Часть вторая

Если бы Слепаков не сделал последний непоправимый шаг, если бы подождал только одну минуту, он увидел бы, как из желтого трамвая, подъехавшего к остановке, тяжело сошла усталая и печальная Зинаида Гавриловна с аккордеоном за плечами. Так же печально и медленно она приблизилась к дому.

Внезапно оценив наличие милицейской машины, «скорой помощи», взволнованно роящихся людей, женщина бросилась прямо к тому месту, где лежал Всеволод Васильевич. Она побледнела, как полотно, издала протяжный вопль и навзничь упала на тротуар, круша об асфальт аккордеон. Какие-то соседи по двору отнесли ее на скамейку. Снова начали вызывать «скорую».

Приехал милицейский УАЗ со следователем и экспертом. Из «ауди» предъявился исполняющий обязанности начальника отдела майор Полимеев.
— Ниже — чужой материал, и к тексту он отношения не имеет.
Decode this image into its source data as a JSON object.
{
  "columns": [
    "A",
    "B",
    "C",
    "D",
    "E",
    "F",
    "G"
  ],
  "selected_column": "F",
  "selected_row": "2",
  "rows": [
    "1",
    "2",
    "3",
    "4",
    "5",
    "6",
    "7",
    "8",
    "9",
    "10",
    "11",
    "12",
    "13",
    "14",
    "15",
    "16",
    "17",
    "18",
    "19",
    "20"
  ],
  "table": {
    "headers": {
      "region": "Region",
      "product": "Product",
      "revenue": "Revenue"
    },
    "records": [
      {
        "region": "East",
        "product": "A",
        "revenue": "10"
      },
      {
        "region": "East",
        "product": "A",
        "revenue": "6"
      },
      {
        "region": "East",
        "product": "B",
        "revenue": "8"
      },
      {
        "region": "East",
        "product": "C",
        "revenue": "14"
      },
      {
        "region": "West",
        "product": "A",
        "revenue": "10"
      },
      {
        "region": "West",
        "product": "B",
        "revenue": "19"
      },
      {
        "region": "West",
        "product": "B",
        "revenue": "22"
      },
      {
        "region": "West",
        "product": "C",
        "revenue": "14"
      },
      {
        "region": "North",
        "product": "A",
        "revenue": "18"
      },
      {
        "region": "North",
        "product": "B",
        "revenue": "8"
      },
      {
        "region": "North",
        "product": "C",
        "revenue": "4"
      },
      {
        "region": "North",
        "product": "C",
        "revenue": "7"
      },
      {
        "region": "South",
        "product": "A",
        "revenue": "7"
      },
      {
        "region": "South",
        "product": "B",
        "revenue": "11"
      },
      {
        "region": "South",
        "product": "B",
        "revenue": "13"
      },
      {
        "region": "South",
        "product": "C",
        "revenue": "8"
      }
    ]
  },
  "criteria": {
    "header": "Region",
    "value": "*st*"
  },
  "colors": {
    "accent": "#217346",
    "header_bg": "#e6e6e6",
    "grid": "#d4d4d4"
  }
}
За ним еще один опер, капитан Сидорин, еще один – по отношению к задействованным уже Маслаченко и старшему лейтенанту Рытькову.

И когда вся трагическая коллизия будто бы стала укладываться в рамки необходимого порядка, – увезли с одиннадцатого этажа Хлупина, увезли в институт Склифосовского – почему-то! – Зинаиду Гавриловну, отправили в морг останки самоубийцы, – как раздались новые крики ужаса. Позади мусорных контейнеров обнаружили тело дежурной по подъезду Антонины Кульковой.

Опять «скорая», беспомощно толкущийся среди зевак старичок с темными очёчными стеклами, как оказалось, муж злосчастной консьержки… Словом, ни сотрудники милиции, ни здешние старожилы не припоминали такого напряженного дня в этом квартале. Долгое время никто из свидетелей никаких вразумительных показаний изложить не мог. Да и свидетели-то оказались весьма относительные. Не раньше чем через час следственная группа (в том числе Рытьков, травмированный слепаковским молотком) приступила к тщательному изучению происшедшего.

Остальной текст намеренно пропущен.